Повесть о настоящем человеке | страница 60
Однажды во время утреннего обхода шеф госпиталя — назовем его Василием Васильевичем — наткнулся на две койки, стоявшие рядом на лестничной площадке третьего этажа.
— Что за выставка? — рявкнул он и метнул из-под мохнатых своих бровей в ординатора такой взгляд, что этот высокий сутулый, уже немолодой человек очень почтенной внешности вытянулся, как школьник.
— Только ночью привезли… Летчики.

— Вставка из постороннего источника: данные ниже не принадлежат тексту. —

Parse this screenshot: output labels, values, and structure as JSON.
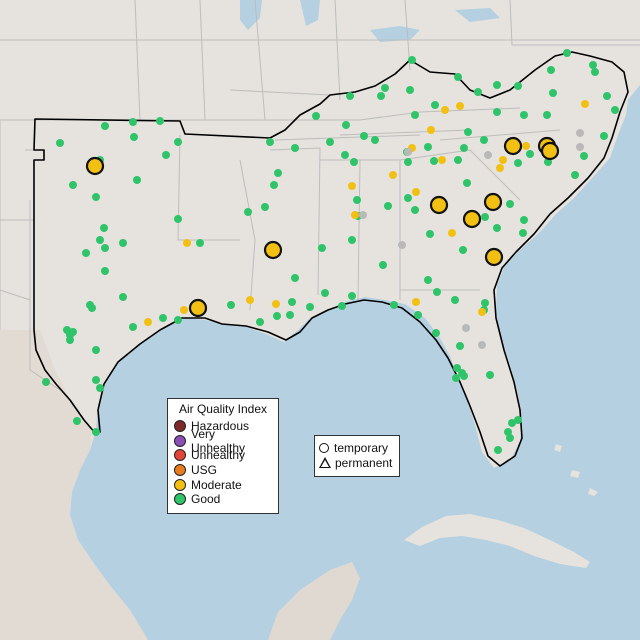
{
  "map": {
    "colors": {
      "water": "#b5d0e0",
      "land": "#e6e3de",
      "mexico": "#e0d9d2",
      "state_lines": "#bdbdbd",
      "region_outline": "#000000"
    }
  },
  "legend": {
    "title": "Air Quality Index",
    "items": [
      {
        "label": "Hazardous",
        "color": "#7e2a2a"
      },
      {
        "label": "Very Unhealthy",
        "color": "#8c4fb5"
      },
      {
        "label": "Unhealthy",
        "color": "#e3443a"
      },
      {
        "label": "USG",
        "color": "#e87b1e"
      },
      {
        "label": "Moderate",
        "color": "#f2c012"
      },
      {
        "label": "Good",
        "color": "#2fc46a"
      }
    ]
  },
  "monitor_types": {
    "temporary": "temporary",
    "permanent": "permanent"
  },
  "station_colors": {
    "good": "#2fc46a",
    "moderate": "#f2c012",
    "nodata": "#b9b9b9"
  }
}
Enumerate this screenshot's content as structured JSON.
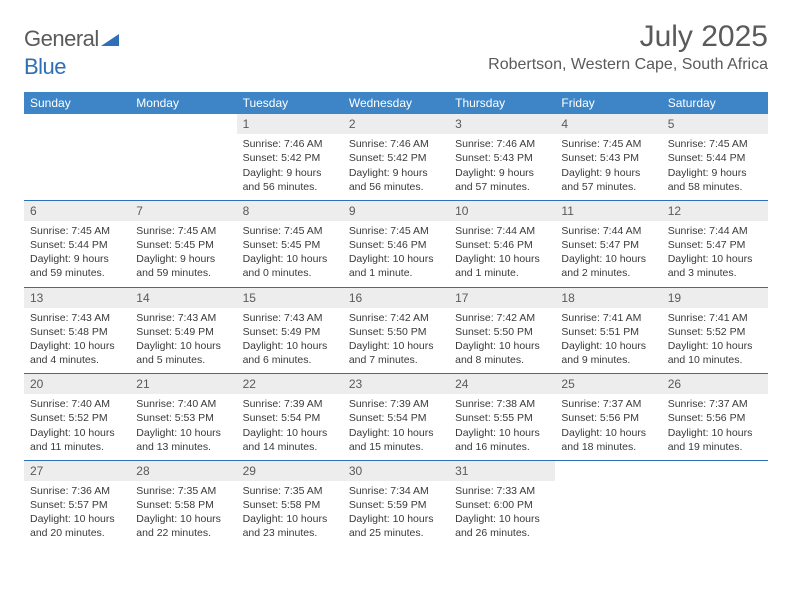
{
  "logo": {
    "text_gray": "General",
    "text_blue": "Blue"
  },
  "header": {
    "month_title": "July 2025",
    "location": "Robertson, Western Cape, South Africa"
  },
  "colors": {
    "header_bg": "#3d85c6",
    "header_text": "#ffffff",
    "daynum_bg": "#ededed",
    "border": "#2f6fb5",
    "text_gray": "#5a5a5a",
    "body_text": "#3a3a3a"
  },
  "day_labels": [
    "Sunday",
    "Monday",
    "Tuesday",
    "Wednesday",
    "Thursday",
    "Friday",
    "Saturday"
  ],
  "weeks": [
    [
      null,
      null,
      {
        "n": "1",
        "sr": "7:46 AM",
        "ss": "5:42 PM",
        "dl": "9 hours and 56 minutes."
      },
      {
        "n": "2",
        "sr": "7:46 AM",
        "ss": "5:42 PM",
        "dl": "9 hours and 56 minutes."
      },
      {
        "n": "3",
        "sr": "7:46 AM",
        "ss": "5:43 PM",
        "dl": "9 hours and 57 minutes."
      },
      {
        "n": "4",
        "sr": "7:45 AM",
        "ss": "5:43 PM",
        "dl": "9 hours and 57 minutes."
      },
      {
        "n": "5",
        "sr": "7:45 AM",
        "ss": "5:44 PM",
        "dl": "9 hours and 58 minutes."
      }
    ],
    [
      {
        "n": "6",
        "sr": "7:45 AM",
        "ss": "5:44 PM",
        "dl": "9 hours and 59 minutes."
      },
      {
        "n": "7",
        "sr": "7:45 AM",
        "ss": "5:45 PM",
        "dl": "9 hours and 59 minutes."
      },
      {
        "n": "8",
        "sr": "7:45 AM",
        "ss": "5:45 PM",
        "dl": "10 hours and 0 minutes."
      },
      {
        "n": "9",
        "sr": "7:45 AM",
        "ss": "5:46 PM",
        "dl": "10 hours and 1 minute."
      },
      {
        "n": "10",
        "sr": "7:44 AM",
        "ss": "5:46 PM",
        "dl": "10 hours and 1 minute."
      },
      {
        "n": "11",
        "sr": "7:44 AM",
        "ss": "5:47 PM",
        "dl": "10 hours and 2 minutes."
      },
      {
        "n": "12",
        "sr": "7:44 AM",
        "ss": "5:47 PM",
        "dl": "10 hours and 3 minutes."
      }
    ],
    [
      {
        "n": "13",
        "sr": "7:43 AM",
        "ss": "5:48 PM",
        "dl": "10 hours and 4 minutes."
      },
      {
        "n": "14",
        "sr": "7:43 AM",
        "ss": "5:49 PM",
        "dl": "10 hours and 5 minutes."
      },
      {
        "n": "15",
        "sr": "7:43 AM",
        "ss": "5:49 PM",
        "dl": "10 hours and 6 minutes."
      },
      {
        "n": "16",
        "sr": "7:42 AM",
        "ss": "5:50 PM",
        "dl": "10 hours and 7 minutes."
      },
      {
        "n": "17",
        "sr": "7:42 AM",
        "ss": "5:50 PM",
        "dl": "10 hours and 8 minutes."
      },
      {
        "n": "18",
        "sr": "7:41 AM",
        "ss": "5:51 PM",
        "dl": "10 hours and 9 minutes."
      },
      {
        "n": "19",
        "sr": "7:41 AM",
        "ss": "5:52 PM",
        "dl": "10 hours and 10 minutes."
      }
    ],
    [
      {
        "n": "20",
        "sr": "7:40 AM",
        "ss": "5:52 PM",
        "dl": "10 hours and 11 minutes."
      },
      {
        "n": "21",
        "sr": "7:40 AM",
        "ss": "5:53 PM",
        "dl": "10 hours and 13 minutes."
      },
      {
        "n": "22",
        "sr": "7:39 AM",
        "ss": "5:54 PM",
        "dl": "10 hours and 14 minutes."
      },
      {
        "n": "23",
        "sr": "7:39 AM",
        "ss": "5:54 PM",
        "dl": "10 hours and 15 minutes."
      },
      {
        "n": "24",
        "sr": "7:38 AM",
        "ss": "5:55 PM",
        "dl": "10 hours and 16 minutes."
      },
      {
        "n": "25",
        "sr": "7:37 AM",
        "ss": "5:56 PM",
        "dl": "10 hours and 18 minutes."
      },
      {
        "n": "26",
        "sr": "7:37 AM",
        "ss": "5:56 PM",
        "dl": "10 hours and 19 minutes."
      }
    ],
    [
      {
        "n": "27",
        "sr": "7:36 AM",
        "ss": "5:57 PM",
        "dl": "10 hours and 20 minutes."
      },
      {
        "n": "28",
        "sr": "7:35 AM",
        "ss": "5:58 PM",
        "dl": "10 hours and 22 minutes."
      },
      {
        "n": "29",
        "sr": "7:35 AM",
        "ss": "5:58 PM",
        "dl": "10 hours and 23 minutes."
      },
      {
        "n": "30",
        "sr": "7:34 AM",
        "ss": "5:59 PM",
        "dl": "10 hours and 25 minutes."
      },
      {
        "n": "31",
        "sr": "7:33 AM",
        "ss": "6:00 PM",
        "dl": "10 hours and 26 minutes."
      },
      null,
      null
    ]
  ],
  "labels": {
    "sunrise": "Sunrise:",
    "sunset": "Sunset:",
    "daylight": "Daylight:"
  }
}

Вот этот с переломом бедра и правой руки. Состояние нормальное. А тот, — он показал рукой на очень худого человека неопределенных лет, неподвижно лежавшего с закрытыми глазами, — тот тяжелый. Раздроблены плюсны ног, гангрена обеих ступней, а главное — крайнее истощение. Я не верю, конечно, но сопровождавший их военврач второго ранга пишет, будто больной с раздробленными ступнями восемнадцать дней выползал из немецкого тыла. Это, конечно, преувеличение.
Не слушая ординатора, Василий Васильевич приподнял одеяло, Алексей Мересьев лежал со скрещенными на груди руками; по этим обтянутым темной кожей рукам, резко выделявшимся на белизне свежей рубашки и простыни, можно было бы изучать костное строение человека. Профессор бережно покрыл летчика одеялом и ворчливо перебил ординатора:
— Почему здесь лежат?
— В коридоре места уже нет… Вы сами…
— Что «вы сами», «вы сами»! А в сорок второй?
— Но это же полковничья.
— Полковничья? — Профессор вдруг взорвался: — Какой это болван придумал? Полковничья! Дурачье!
— Но ведь нам же сказано: оставить резерв для Героев Советского Союза.
— «Героев», «героев»! В этой войне все герои. Да что вы меня учите? Кто здесь начальник? Кому не нравятся мои распоряжения, может немедленно убираться. Сейчас же перенести летчиков в сорок вторую! Выдумываете всякие глупости: «полковничья»!
Он пошел было прочь, сопровождаемый притихшей свитой, но вдруг вернулся, наклонился над койкой Мересьева и, положив на плечо летчика свою пухлую, изъеденную бесконечными дезинфекциями, шелушащуюся руку, спросил:
— А верно, что ты больше двух недель полз из немецкого тыла?
— Неужели у меня гангрена? — упавшим голосом проговорил Мересьев.
Профессор царапнул сердитым взглядом свою остановившуюся в дверях свиту, глянул летчику прямо в черные большие его зрачки, в которых были тоска и тревога, и вдруг сказал:
— Таких, как ты, грешно обманывать. Гангрена. Но носа не вешать. Неизлечимых болезней на свете нет, как нет и безвыходных положений. Запомнил? То-то.
И он ушел, большой, шумный, и уже откуда-то издалека, из-за стеклянной двери коридора, слышалась его басовитая воркотня.